Traveling can be strenuous. You may develop blisters, various aches and pains, or even sniffles. By taking along a selection of items to handle various contingencies, just in case you need them, you will be ready to prevent small complaints from slowing you down.

Some additional advice

Any comfortable home needs storage space. This is also true when your home is your suitcase. During your trip, your storage space definitely should not be in the suitcases you are carrying with you day after day. Do keep everything you need with you. But lighten your load whenever you can. Yes, this will cost money, but not as much as you might think. And you are worth it!

Designate a zippered pouch for mailing supplies – at a minimum packing tape and address labels. Then, periodically, as your suitcases begin to take on weight, mail home a box. Purchase the box at the local post office and get one large enough to do yourself some good. Into this box put anything you will no longer need during your trip – past Day Pages, brochures and booklets, shoes that didn’t turn out to be comfortable, books you’ve finished reading, treasures and gifts you have purchased along the way. Tape this all up and address it to yourself.

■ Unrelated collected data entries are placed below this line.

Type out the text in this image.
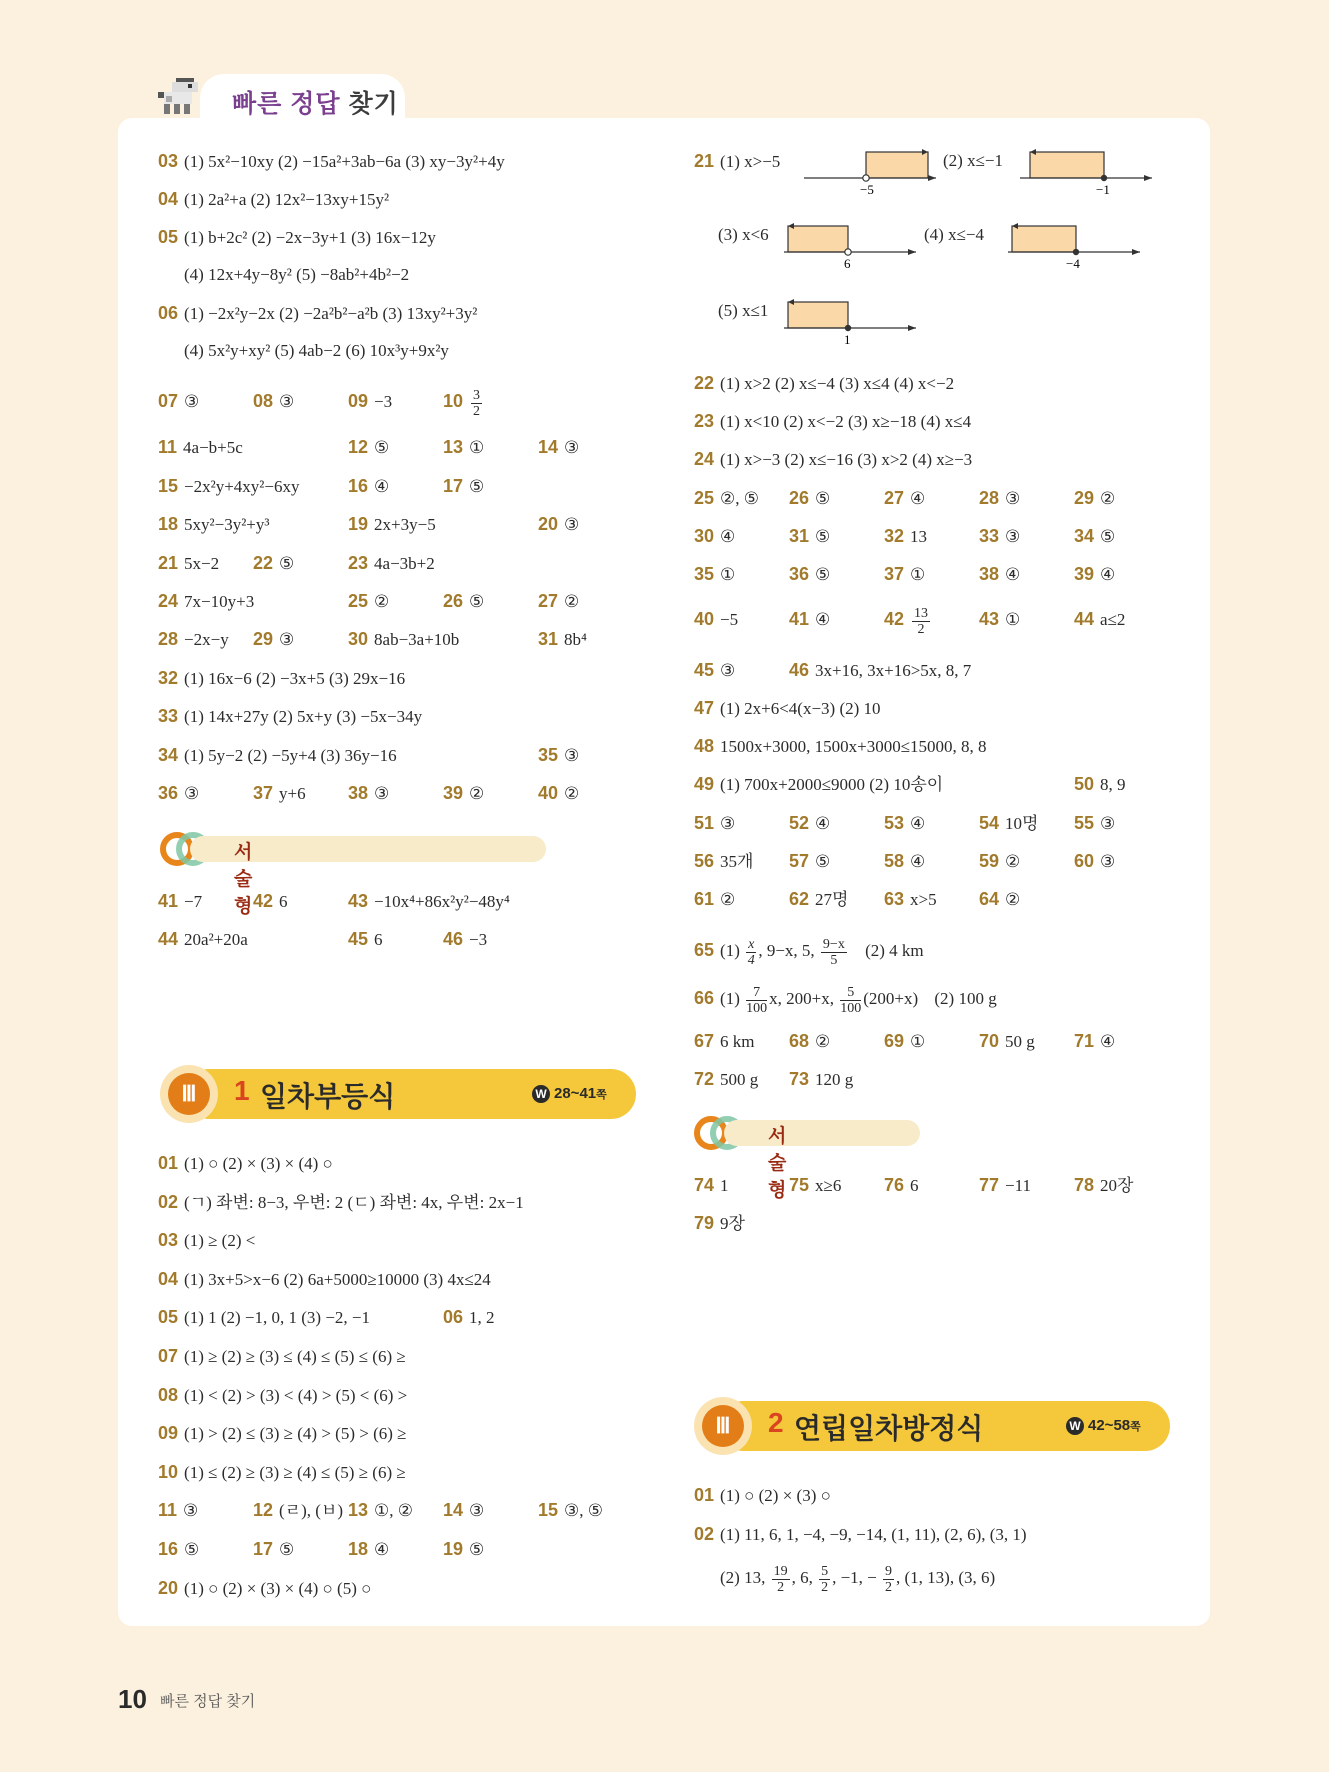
빠른 정답 찾기
03 (1) 5x²−10xy (2) −15a²+3ab−6a (3) xy−3y²+4y
04 (1) 2a²+a (2) 12x²−13xy+15y²
05 (1) b+2c² (2) −2x−3y+1 (3) 16x−12y
(4) 12x+4y−8y² (5) −8ab²+4b²−2
06 (1) −2x²y−2x (2) −2a²b²−a²b (3) 13xy²+3y²
(4) 5x²y+xy² (5) 4ab−2 (6) 10x³y+9x²y
07 ③	08 ③	09 −3	$10 \frac{3}{2}$
11 4a−b+5c	12 ⑤	13 ①	14 ③
15 −2x²y+4xy²−6xy	16 ④	17 ⑤
18 5xy²−3y²+y³	19 2x+3y−5	20 ③
21 5x−2 22 ⑤	23 4a−3b+2
24 7x−10y+3	25 ②	26 ⑤	27 ②
28 −2x−y 29 ③	30 8ab−3a+10b	31 8b⁴
32 (1) 16x−6 (2) −3x+5 (3) 29x−16
33 (1) 14x+27y (2) 5x+y (3) −5x−34y
34 (1) 5y−2 (2) −5y+4 (3) 36y−16	35 ③
36 ③	37 y+6 38 ③	39 ②	40 ②
서술형
41 −7	42 6	43 −10x⁴+86x²y²−48y⁴
44 20a²+20a	45 6	46 −3
Ⅲ	1 일차부등식	W 28~41쪽
01 (1) ○ (2) × (3) × (4) ○
02 (ㄱ) 좌변: 8−3, 우변: 2 (ㄷ) 좌변: 4x, 우변: 2x−1
03 (1) ≥ (2) <
04 (1) 3x+5>x−6 (2) 6a+5000≥10000 (3) 4x≤24
05 (1) 1 (2) −1, 0, 1 (3) −2, −1	06 1, 2
07 (1) ≥ (2) ≥ (3) ≤ (4) ≤ (5) ≤ (6) ≥
08 (1) < (2) > (3) < (4) > (5) < (6) >
09 (1) > (2) ≤ (3) ≥ (4) > (5) > (6) ≥
10 (1) ≤ (2) ≥ (3) ≥ (4) ≤ (5) ≥ (6) ≥
11 ③	12 (ㄹ), (ㅂ) 13 ①, ② 14 ③	15 ③, ⑤
16 ⑤	17 ⑤	18 ④	19 ⑤
20 (1) ○ (2) × (3) × (4) ○ (5) ○
21 (1) x>−5	(2) x≤−1
(3) x<6	(4) x≤−4
(5) x≤1
−5	−1
6	−4
1
22 (1) x>2 (2) x≤−4 (3) x≤4 (4) x<−2
23 (1) x<10 (2) x<−2 (3) x≥−18 (4) x≤4
24 (1) x>−3 (2) x≤−16 (3) x>2 (4) x≥−3
25 ②, ⑤ 26 ⑤	27 ④	28 ③	29 ②
30 ④	31 ⑤	32 13	33 ③	34 ⑤
35 ①	36 ⑤	37 ①	38 ④	39 ④
40 −5	41 ④	$42 \frac{13}{2}$	43 ①	44 a≤2
45 ③	46 3x+16, 3x+16>5x, 8, 7
47 (1) 2x+6<4(x−3) (2) 10
48 1500x+3000, 1500x+3000≤15000, 8, 8
49 (1) 700x+2000≤9000 (2) 10송이	50 8, 9
51 ③	52 ④	53 ④	54 10명 55 ③
56 35개 57 ⑤	58 ④	59 ②	60 ③
61 ②	62 27명 63 x>5 64 ②
65 $(1) \frac{x}{4}$ , 9−x, 5, $\frac{9-x}{5} (2)$ 4 km
66 $(1) \frac{7}{100} x$, 200+x, $\frac{5}{100} (200+x)$ (2) 100 g
67 6 km 68 ②	69 ①	70 50 g 71 ④
72 500 g 73 120 g
서술형
74 1	75 x≥6 76 6	77 −11 78 20장
79 9장
Ⅲ	2 연립일차방정식	W 42~58쪽
01 (1) ○ (2) × (3) ○
02 (1) 11, 6, 1, −4, −9, −14, (1, 11), (2, 6), (3, 1)
(2) 13, $\frac{19}{2}$ , 6, $\frac{5}{2}$ , −1, − $\frac{9}{2}$ , (1, 13), (3, 6)
10 빠른 정답 찾기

This advantage to give yourself when traveling is well worth the cost and bother. Each time you lighten your load, you will feel your burdens lifting. And, of course, you will free up room for additional treasures that you may discover along your way.

As you enter your prime time for traveling, what you take with you, and how you organize it, is critical to the quality of your travel experience. Before you depart on a trip, look back through your list of the functions you will need to perform while you are traveling to ensure that you are prepared to carry out each of them. And then you are off!